Tal vez tú ahora estás pasando por valles. Hay días cuando están más iluminados y no parecen tan malos. Incluso podemos ver en ellos los paisajes que la vida sin duda tiene para dar. Pero hay otros días donde las nubes y los montes vuelven a ocultar el sol; y pasar en medio de la sombra se hace inevitable.
En momentos así, me sujeto a la mano del Pastor y recuerdo que ningún valle es eterno. Por más oscuro que me parezca ahora, este valle también quedará atrás y tarde o temprano volveré a estar camino arriba, desde la cima para ver el panorama de todo lo que el Señor me ha permitido avanzar.
Con el tiempo, he aprendido a ser un poco más audaz, previniéndome de la llegada de esos valles o sus sombras, los susurros entre las montañas de mis pensamientos negativos, el recuerdo del pasado que a veces es la causa de que mi presente duela tanto.
Ahora soy más capaz de prever mis pasos y no ceder tan pronto al valle si hay otros caminos disponibles. Pero cuando no hay opción o cuando la melancolía me atrapa sin que pueda evitarlo, puedo acordarme del hombre forajido, triste y abandonado que escribió sus mejores versos de esperanza justamente en la depresión literal, emocional y espiritual.
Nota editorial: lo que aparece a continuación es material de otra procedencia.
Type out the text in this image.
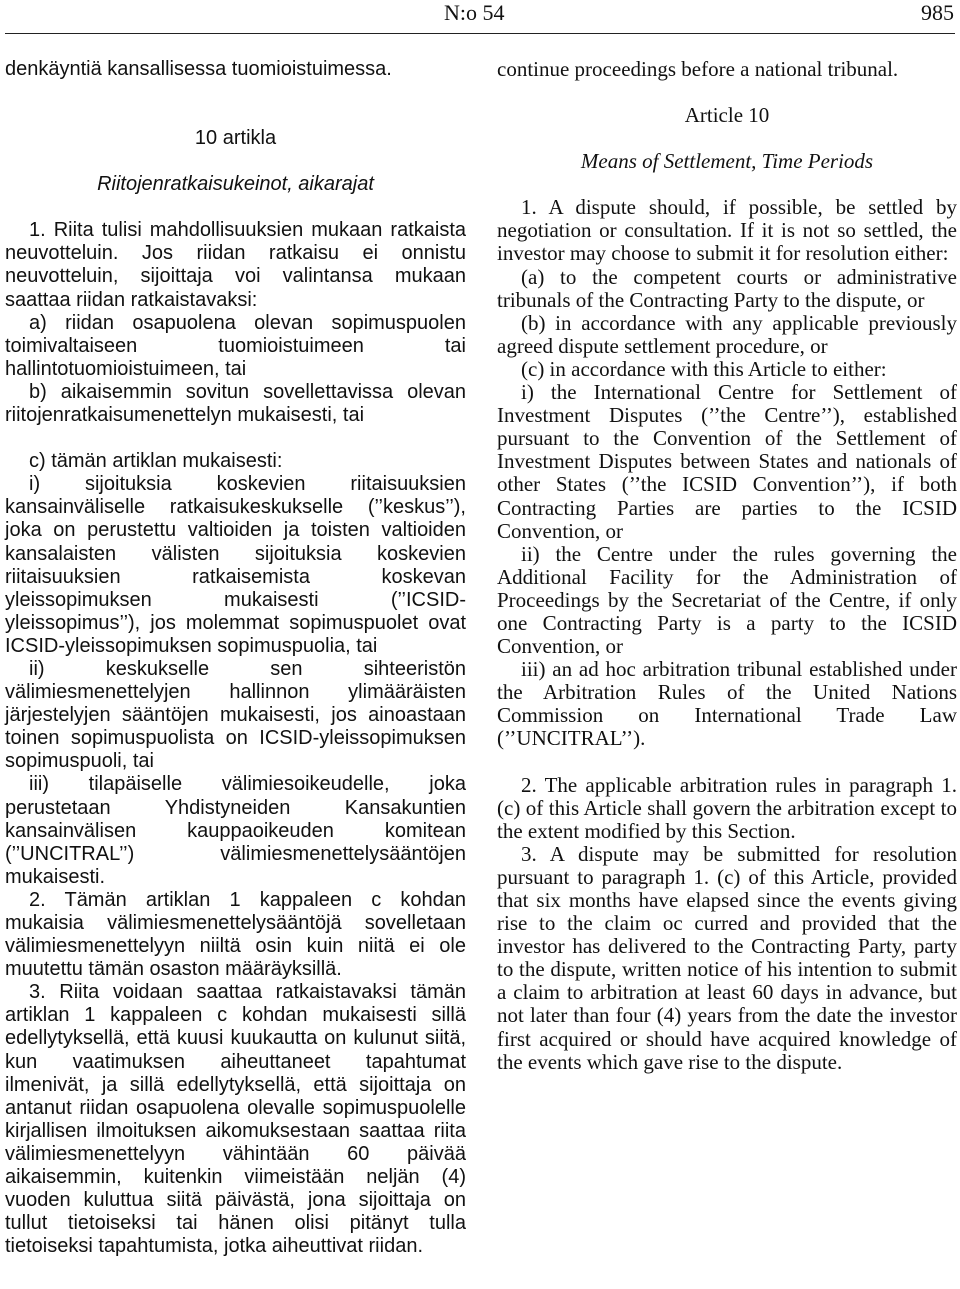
N:o 54	985

denkäyntiä kansallisessa tuomioistuimessa.

10 artikla

Riitojenratkaisukeinot, aikarajat

1. Riita tulisi mahdollisuuksien mukaan ratkaista neuvotteluin. Jos riidan ratkaisu ei onnistu neuvotteluin, sijoittaja voi valintansa mukaan saattaa riidan ratkaistavaksi:

a) riidan osapuolena olevan sopimuspuolen toimivaltaiseen tuomioistuimeen tai hallintotuomioistuimeen, tai

b) aikaisemmin sovitun sovellettavissa olevan riitojenratkaisumenettelyn mukaisesti, tai

c) tämän artiklan mukaisesti:

i) sijoituksia koskevien riitaisuuksien kansainväliselle ratkaisukeskukselle (’’keskus’’), joka on perustettu valtioiden ja toisten valtioiden kansalaisten välisten sijoituksia koskevien riitaisuuksien ratkaisemista koskevan yleissopimuksen mukaisesti (’’ICSID-yleissopimus’’), jos molemmat sopimuspuolet ovat ICSID-yleissopimuksen sopimuspuolia, tai

ii) keskukselle sen sihteeristön välimiesmenettelyjen hallinnon ylimääräisten järjestelyjen sääntöjen mukaisesti, jos ainoastaan toinen sopimuspuolista on ICSID-yleissopimuksen sopimuspuoli, tai

iii) tilapäiselle välimiesoikeudelle, joka perustetaan Yhdistyneiden Kansakuntien kansainvälisen kauppaoikeuden komitean (’’UNCITRAL’’) välimiesmenettelysääntöjen mukaisesti.

2. Tämän artiklan 1 kappaleen c kohdan mukaisia välimiesmenettelysääntöjä sovelletaan välimiesmenettelyyn niiltä osin kuin niitä ei ole muutettu tämän osaston määräyksillä.

3. Riita voidaan saattaa ratkaistavaksi tämän artiklan 1 kappaleen c kohdan mukaisesti sillä edellytyksellä, että kuusi kuukautta on kulunut siitä, kun vaatimuksen aiheuttaneet tapahtumat ilmenivät, ja sillä edellytyksellä, että sijoittaja on antanut riidan osapuolena olevalle sopimuspuolelle kirjallisen ilmoituksen aikomuksestaan saattaa riita välimiesmenettelyyn vähintään 60 päivää aikaisemmin, kuitenkin viimeistään neljän (4) vuoden kuluttua siitä päivästä, jona sijoittaja on tullut tietoiseksi tai hänen olisi pitänyt tulla tietoiseksi tapahtumista, jotka aiheuttivat riidan.

continue proceedings before a national tribunal.

Article 10

Means of Settlement, Time Periods

1. A dispute should, if possible, be settled by negotiation or consultation. If it is not so settled, the investor may choose to submit it for resolution either:

(a) to the competent courts or administrative tribunals of the Contracting Party to the dispute, or

(b) in accordance with any applicable previously agreed dispute settlement procedure, or

(c) in accordance with this Article to either:

i) the International Centre for Settlement of Investment Disputes (’’the Centre’’), established pursuant to the Convention of the Settlement of Investment Disputes between States and nationals of other States (’’the ICSID Convention’’), if both Contracting Parties are parties to the ICSID Convention, or

ii) the Centre under the rules governing the Additional Facility for the Administration of Proceedings by the Secretariat of the Centre, if only one Contracting Party is a party to the ICSID Convention, or

iii) an ad hoc arbitration tribunal established under the Arbitration Rules of the United Nations Commission on International Trade Law (’’UNCITRAL’’).

2. The applicable arbitration rules in paragraph 1. (c) of this Article shall govern the arbitration except to the extent modified by this Section.

3. A dispute may be submitted for resolution pursuant to paragraph 1. (c) of this Article, provided that six months have elapsed since the events giving rise to the claim oc curred and provided that the investor has delivered to the Contracting Party, party to the dispute, written notice of his intention to submit a claim to arbitration at least 60 days in advance, but not later than four (4) years from the date the investor first acquired or should have acquired knowledge of the events which gave rise to the dispute.
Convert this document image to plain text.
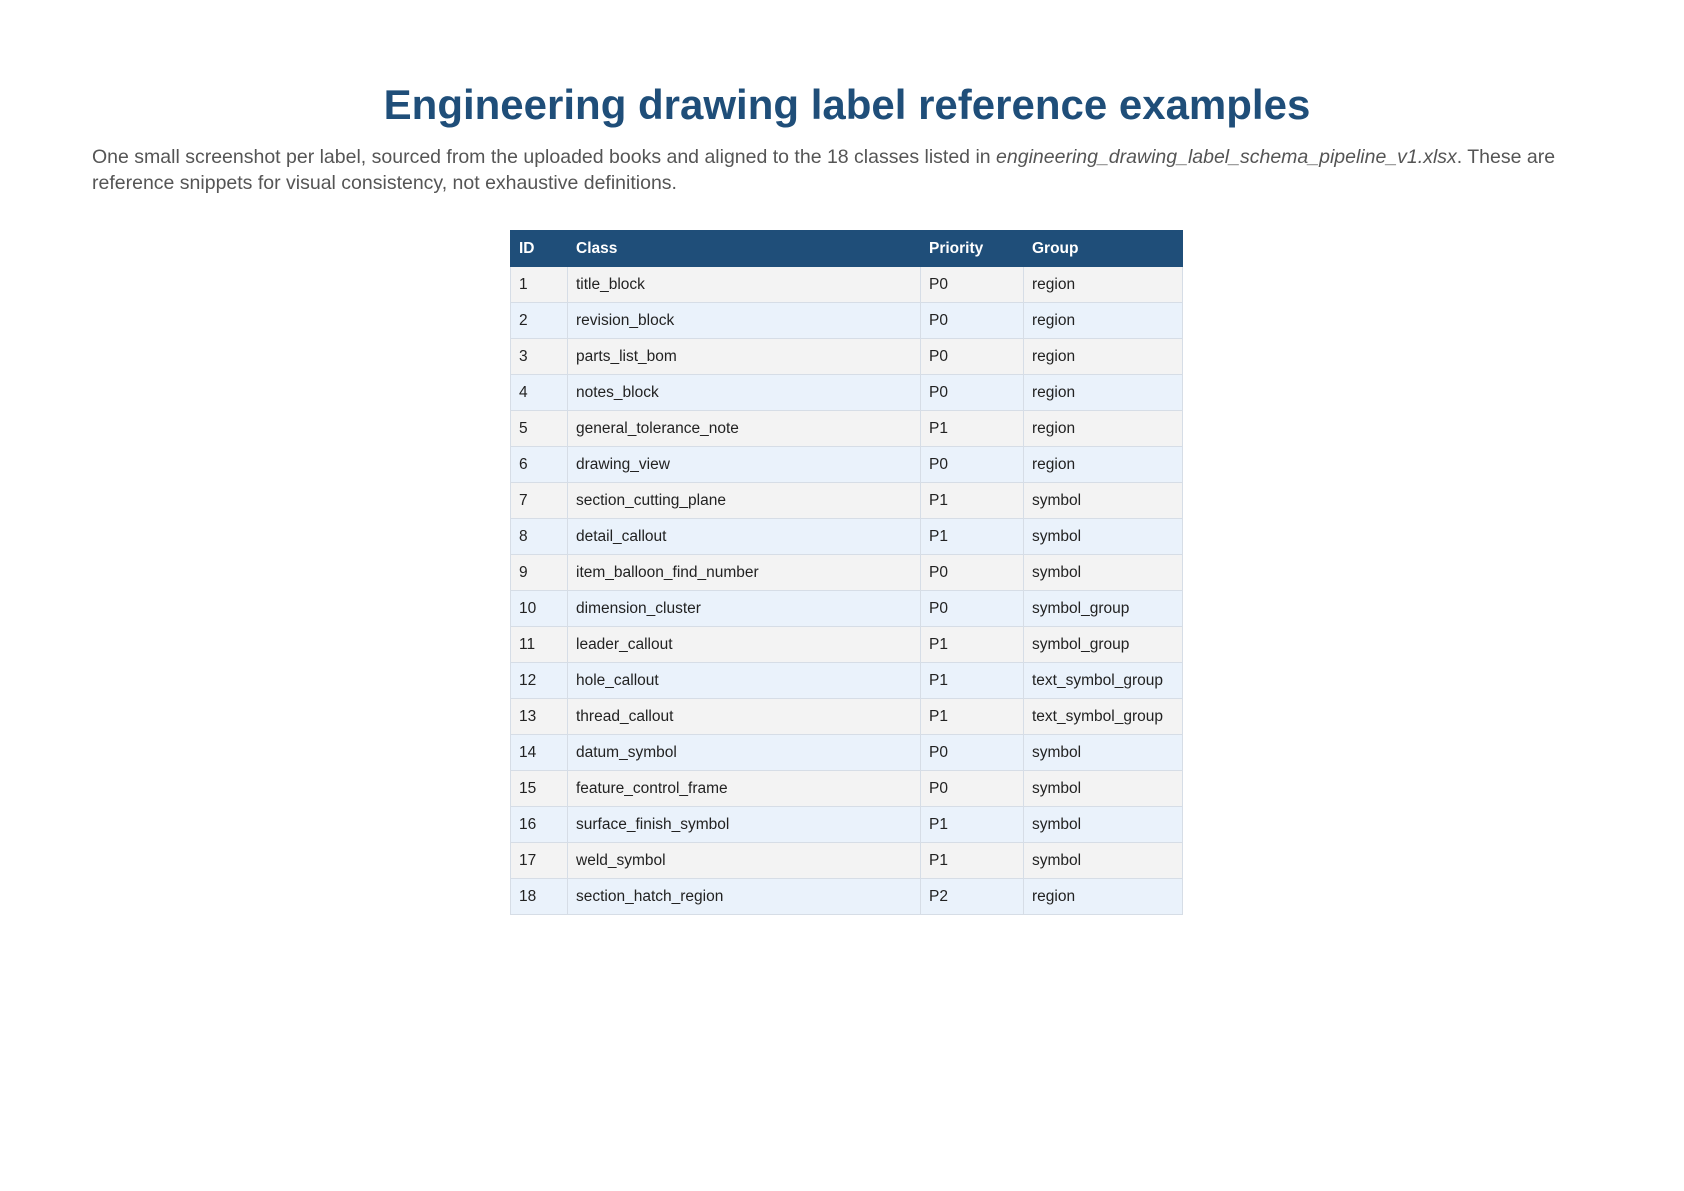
Engineering drawing label reference examples

One small screenshot per label, sourced from the uploaded books and aligned to the 18 classes listed in engineering_drawing_label_schema_pipeline_v1.xlsx. These are reference snippets for visual consistency, not exhaustive definitions.

ID	Class	Priority	Group
1	title_block	P0	region
2	revision_block	P0	region
3	parts_list_bom	P0	region
4	notes_block	P0	region
5	general_tolerance_note	P1	region
6	drawing_view	P0	region
7	section_cutting_plane	P1	symbol
8	detail_callout	P1	symbol
9	item_balloon_find_number	P0	symbol
10	dimension_cluster	P0	symbol_group
11	leader_callout	P1	symbol_group
12	hole_callout	P1	text_symbol_group
13	thread_callout	P1	text_symbol_group
14	datum_symbol	P0	symbol
15	feature_control_frame	P0	symbol
16	surface_finish_symbol	P1	symbol
17	weld_symbol	P1	symbol
18	section_hatch_region	P2	region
El Pastor nunca se va de nuestro lado, camina en el valle con nosotros, para darnos aliento sin descanso, para llevarnos a los pastos verdes de nuevo y enseñarnos que el reposo sólo se comprende después de haber experimentado un largo camino de sombras.
La paz, entonces, también tiene forma… Su mano en tu espalda, su vara suave quitando la maleza de tus pasos, su cayado alentando tu alma. No desistas, sigue caminando, el valle terminará, por más largo que sea. Pero el Pastor jamás te dejará en el camino. Siempre está contigo, por eso, con Él, nada te falta.